How to rebuild social capital

  Fukuyama uses fluent writing and various examples to illustrate that the development of capitalism both promotes and hurts moral behavior. Fukuyama believes that social capital is not a public product, it is created by selfish individuals out of long-term interests, although it is not a public product, it is full of externalities (with many beneficial spillover effects on the wider society).
  Social capital is not only created by the private sector, the government (public sector) can also create social capital. Fukuyama used “enemy and friend” to describe the relationship between the government and social capital. For example, the education system plays an undeniably important role in creating social capital. But Fukuyama also pointed out that the government will also be the biggest destroyer of social capital.
  Fukuyama pointed out in the last part that the “Great Rupture” is not a unique phenomenon since the 1960s. There have been many “big breaks” in history. How to solve the problem of “big break”? The book mentions possible answers in two directions:
  the first is a bottom-up solution. Old forms of cooperation are broken, and people adapt their cooperation to the situation.
  The second is a top-down approach.

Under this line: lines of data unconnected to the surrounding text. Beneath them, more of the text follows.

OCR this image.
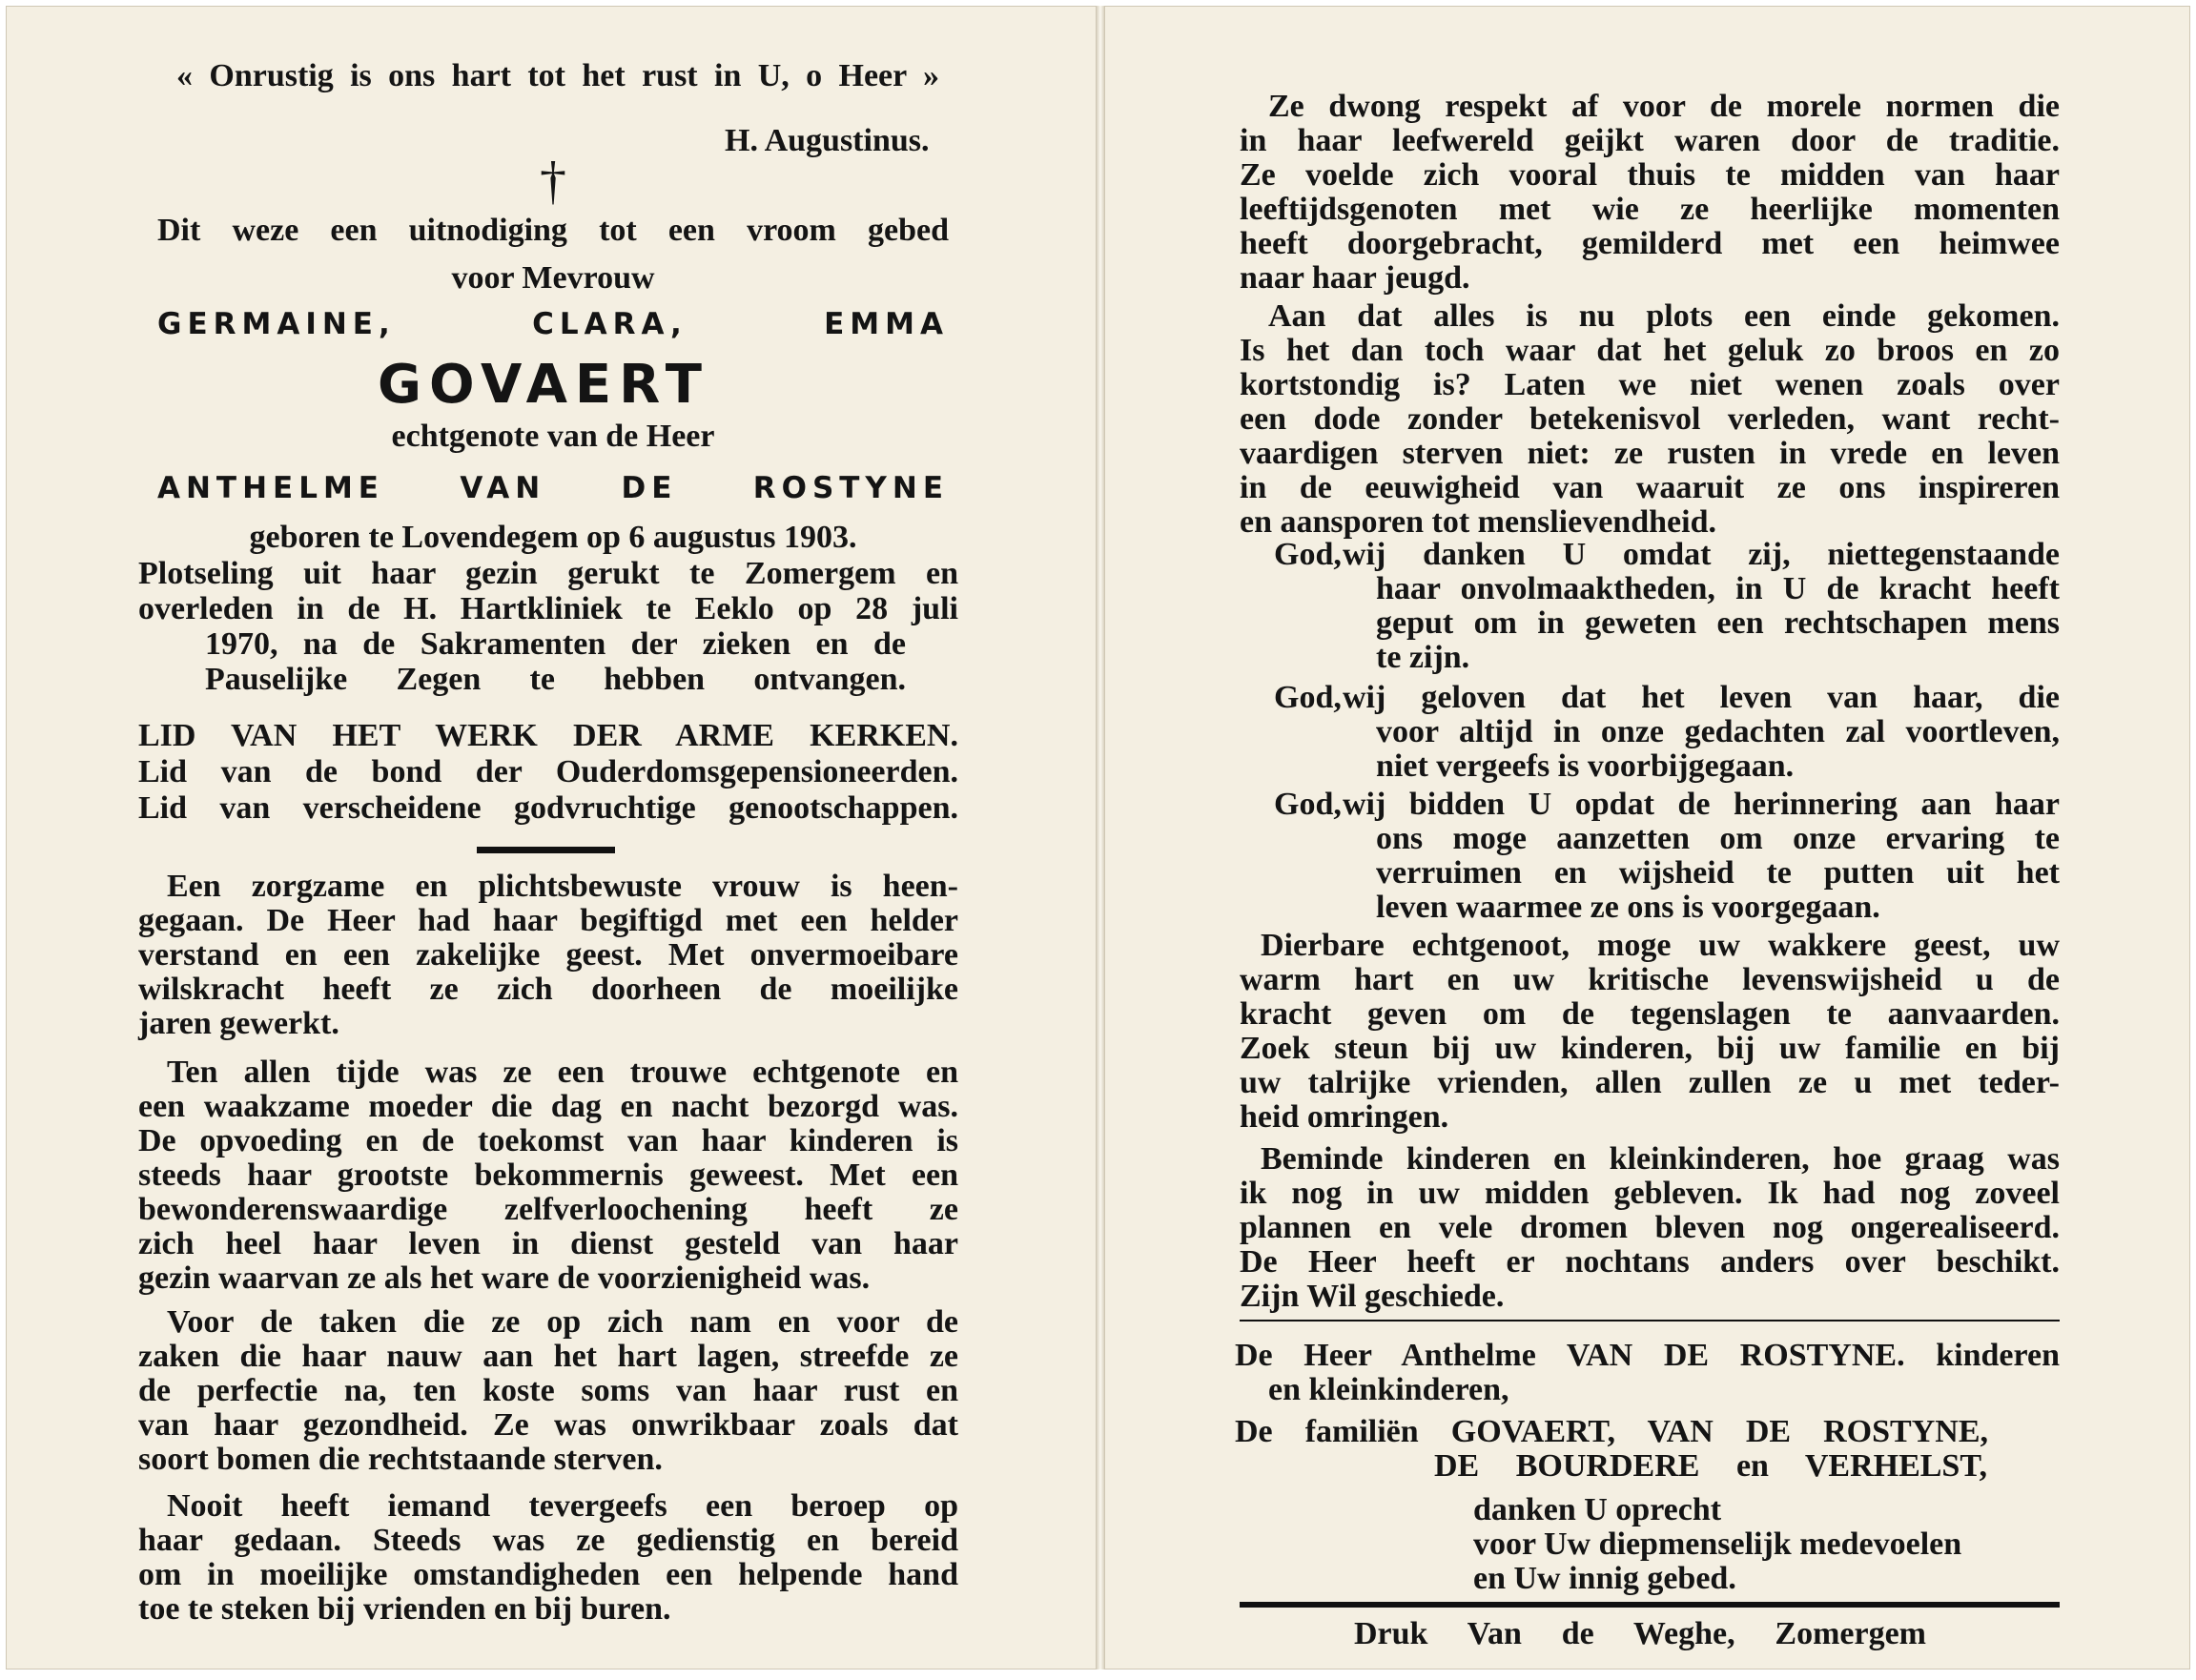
« Onrustig is ons hart tot het rust in U, o Heer »
H. Augustinus.
†
Dit weze een uitnodiging tot een vroom gebed
voor Mevrouw
GERMAINE, CLARA, EMMA
GOVAERT
echtgenote van de Heer
ANTHELME VAN DE ROSTYNE
geboren te Lovendegem op 6 augustus 1903.
Plotseling uit haar gezin gerukt te Zomergem en
overleden in de H. Hartkliniek te Eeklo op 28 juli
1970, na de Sakramenten der zieken en de
Pauselijke Zegen te hebben ontvangen.
LID VAN HET WERK DER ARME KERKEN.
Lid van de bond der Ouderdomsgepensioneerden.
Lid van verscheidene godvruchtige genootschappen.
Een zorgzame en plichtsbewuste vrouw is heen-
gegaan. De Heer had haar begiftigd met een helder
verstand en een zakelijke geest. Met onvermoeibare
wilskracht heeft ze zich doorheen de moeilijke
jaren gewerkt.
Ten allen tijde was ze een trouwe echtgenote en
een waakzame moeder die dag en nacht bezorgd was.
De opvoeding en de toekomst van haar kinderen is
steeds haar grootste bekommernis geweest. Met een
bewonderenswaardige zelfverloochening heeft ze
zich heel haar leven in dienst gesteld van haar
gezin waarvan ze als het ware de voorzienigheid was.
Voor de taken die ze op zich nam en voor de
zaken die haar nauw aan het hart lagen, streefde ze
de perfectie na, ten koste soms van haar rust en
van haar gezondheid. Ze was onwrikbaar zoals dat
soort bomen die rechtstaande sterven.
Nooit heeft iemand tevergeefs een beroep op
haar gedaan. Steeds was ze gedienstig en bereid
om in moeilijke omstandigheden een helpende hand
toe te steken bij vrienden en bij buren.
Ze dwong respekt af voor de morele normen die
in haar leefwereld geijkt waren door de traditie.
Ze voelde zich vooral thuis te midden van haar
leeftijdsgenoten met wie ze heerlijke momenten
heeft doorgebracht, gemilderd met een heimwee
naar haar jeugd.
Aan dat alles is nu plots een einde gekomen.
Is het dan toch waar dat het geluk zo broos en zo
kortstondig is? Laten we niet wenen zoals over
een dode zonder betekenisvol verleden, want recht-
vaardigen sterven niet: ze rusten in vrede en leven
in de eeuwigheid van waaruit ze ons inspireren
en aansporen tot menslievendheid.
God, wij danken U omdat zij, niettegenstaande
haar onvolmaaktheden, in U de kracht heeft
geput om in geweten een rechtschapen mens
te zijn.
God, wij geloven dat het leven van haar, die
voor altijd in onze gedachten zal voortleven,
niet vergeefs is voorbijgegaan.
God, wij bidden U opdat de herinnering aan haar
ons moge aanzetten om onze ervaring te
verruimen en wijsheid te putten uit het
leven waarmee ze ons is voorgegaan.
Dierbare echtgenoot, moge uw wakkere geest, uw
warm hart en uw kritische levenswijsheid u de
kracht geven om de tegenslagen te aanvaarden.
Zoek steun bij uw kinderen, bij uw familie en bij
uw talrijke vrienden, allen zullen ze u met teder-
heid omringen.
Beminde kinderen en kleinkinderen, hoe graag was
ik nog in uw midden gebleven. Ik had nog zoveel
plannen en vele dromen bleven nog ongerealiseerd.
De Heer heeft er nochtans anders over beschikt.
Zijn Wil geschiede.
De Heer Anthelme VAN DE ROSTYNE. kinderen
en kleinkinderen,
De familiën GOVAERT, VAN DE ROSTYNE,
DE BOURDERE en VERHELST,
danken U oprecht
voor Uw diepmenselijk medevoelen
en Uw innig gebed.
Druk Van de Weghe, Zomergem
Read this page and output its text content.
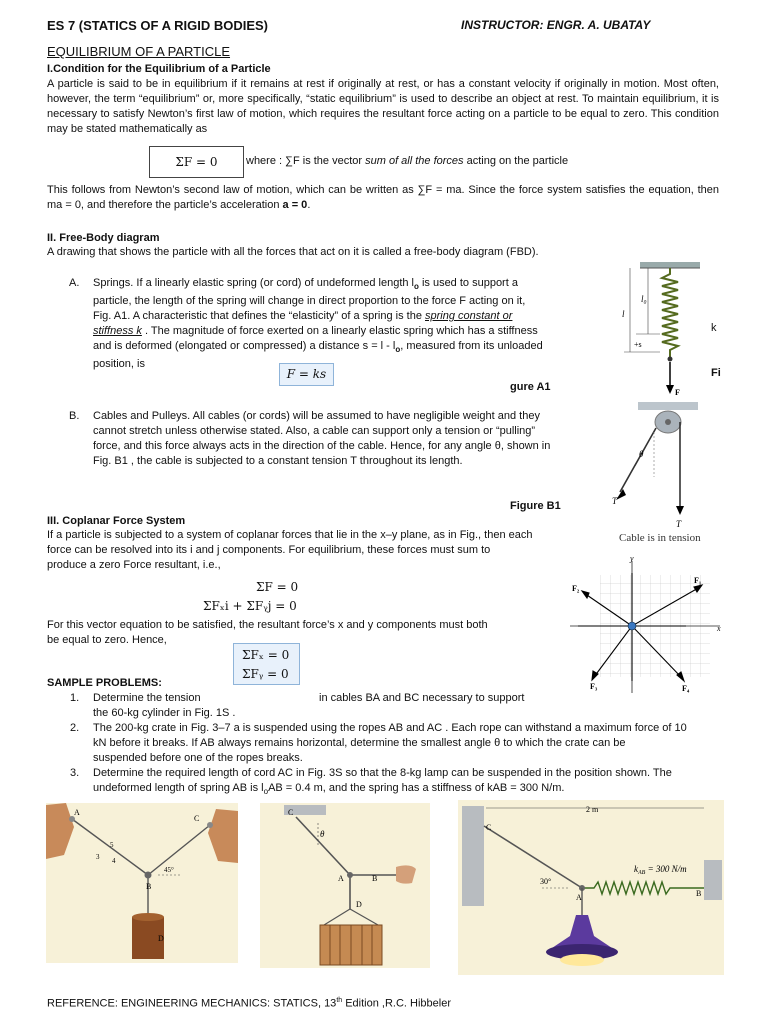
ES 7 (STATICS OF A RIGID BODIES)	INSTRUCTOR: ENGR. A. UBATAY
EQUILIBRIUM OF A PARTICLE
I.Condition for the Equilibrium of a Particle
A particle is said to be in equilibrium if it remains at rest if originally at rest, or has a constant velocity if originally in motion. Most often, however, the term “equilibrium” or, more specifically, “static equilibrium” is used to describe an object at rest. To maintain equilibrium, it is necessary to satisfy Newton’s first law of motion, which requires the resultant force acting on a particle to be equal to zero. This condition may be stated mathematically as
ΣF = 0	where : ∑F is the vector sum of all the forces acting on the particle
This follows from Newton’s second law of motion, which can be written as ∑F = ma. Since the force system satisfies the equation, then ma = 0, and therefore the particle’s acceleration a = 0.
II. Free-Body diagram
A drawing that shows the particle with all the forces that act on it is called a free-body diagram (FBD).
A. Springs. If a linearly elastic spring (or cord) of undeformed length $l_o$ is used to support a
particle, the length of the spring will change in direct proportion to the force F acting on it,
Fig. A1. A characteristic that defines the “elasticity” of a spring is the spring constant or
stiffness k . The magnitude of force exerted on a linearly elastic spring which has a stiffness
and is deformed (elongated or compressed) a distance $s = l - l_o$, measured from its unloaded
position, is
F = ks
k
Fi
gure A1
B. Cables and Pulleys. All cables (or cords) will be assumed to have negligible weight and they
cannot stretch unless otherwise stated. Also, a cable can support only a tension or “pulling”
force, and this force always acts in the direction of the cable. Hence, for any angle θ, shown in
Fig. B1 , the cable is subjected to a constant tension T throughout its length.
Figure B1
III. Coplanar Force System
If a particle is subjected to a system of coplanar forces that lie in the x–y plane, as in Fig., then each
force can be resolved into its i and j components. For equilibrium, these forces must sum to
produce a zero Force resultant, i.e.,
ΣF = 0
ΣFₓi + ΣFᵧj = 0
For this vector equation to be satisfied, the resultant force’s x and y components must both
be equal to zero. Hence,
ΣFₓ = 0
ΣFᵧ = 0
SAMPLE PROBLEMS:
1. Determine the tension	in cables BA and BC necessary to support
the 60-kg cylinder in Fig. 1S .
2. The 200-kg crate in Fig. 3–7 a is suspended using the ropes AB and AC . Each rope can withstand a maximum force of 10
kN before it breaks. If AB always remains horizontal, determine the smallest angle θ to which the crate can be
suspended before one of the ropes breaks.
3. Determine the required length of cord AC in Fig. 3S so that the 8-kg lamp can be suspended in the position shown. The
undeformed length of spring AB is $l_oAB = 0.4$ m, and the spring has a stiffness of kAB = 300 N/m.
l₀
l
+s
F
θ
T
T
Cable is in tension
y
x
F₁
F₂
F₃	F₄
A
C
B
D
5
3 4
45°
C
A	B
D
θ
2 m
$k_{AB} = 300$ N/m
A	B
C
30°
REFERENCE: ENGINEERING MECHANICS: STATICS, 13th Edition ,R.C. Hibbeler
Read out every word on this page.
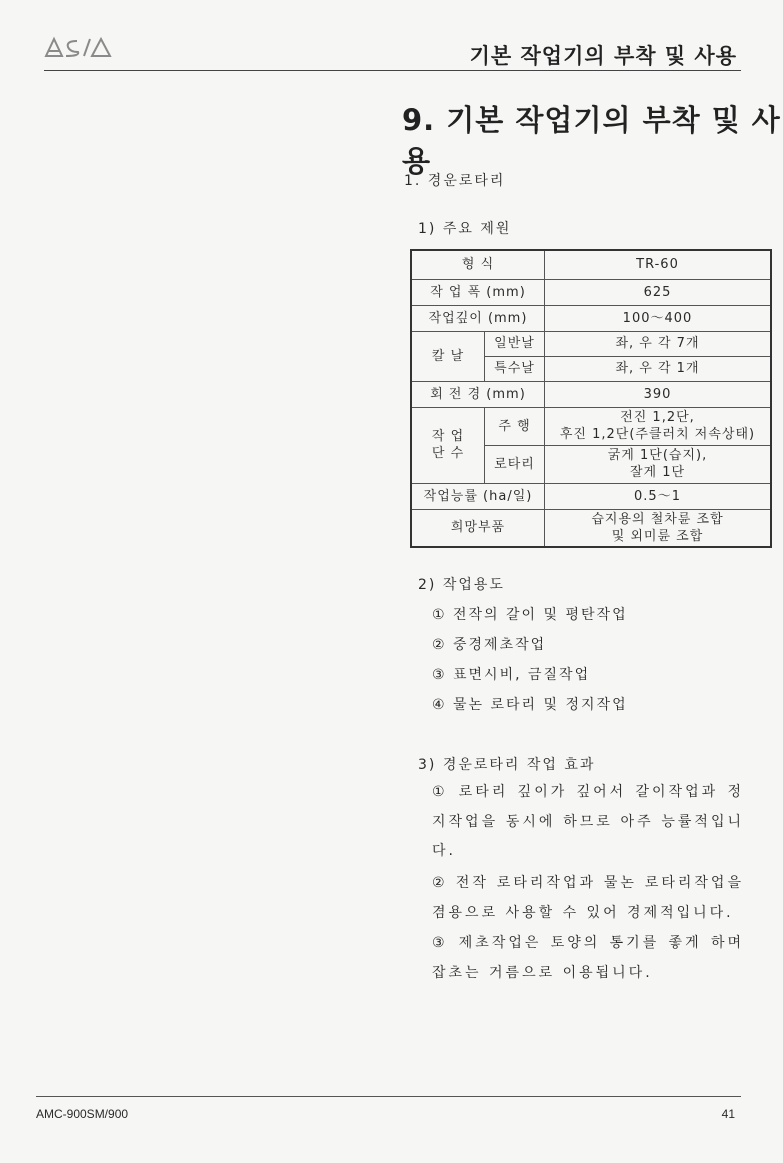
기본 작업기의 부착 및 사용
9. 기본 작업기의 부착 및 사용
1. 경운로타리
1) 주요 제원
형 식		TR-60
작 업 폭 (mm)		625
작업깊이 (mm)		100～400
칼 날	일반날	좌, 우 각 7개
	특수날	좌, 우 각 1개
회 전 경 (mm)		390
작 업
단 수	주 행	전진 1,2단,
후진 1,2단(주클러치 저속상태)
	로타리	굵게 1단(습지),
잘게 1단
작업능률 (ha/일)		0.5～1
희망부품		습지용의 철차륜 조합
및 외미륜 조합
2) 작업용도
① 전작의 갈이 및 평탄작업
② 중경제초작업
③ 표면시비, 금질작업
④ 물논 로타리 및 정지작업
3) 경운로타리 작업 효과
① 로타리 깊이가 깊어서 갈이작업과 정지작업을 동시에 하므로 아주 능률적입니다.
② 전작 로타리작업과 물논 로타리작업을 겸용으로 사용할 수 있어 경제적입니다.
③ 제초작업은 토양의 통기를 좋게 하며 잡초는 거름으로 이용됩니다.
AMC-900SM/900	41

The government can intervene in this process, providing incentives for cultivating new social capital.
  In fact, such bottom-up programs did happen. In the introduction, Teacher Liu Yu mentioned that after the 1990s in the United States, with the rise of the Internet, people formed intensive associations in new ways. Social capital is not declining, but transforming.
  After reading this book, I can’t help but think, what is the essence of individualism? In the end is “egoism”, or to understand others as a “self”, that is, “humanism”. If it is the latter, the rise of individualism is actually not contrary to the development of social capital, but will promote the development of social capital.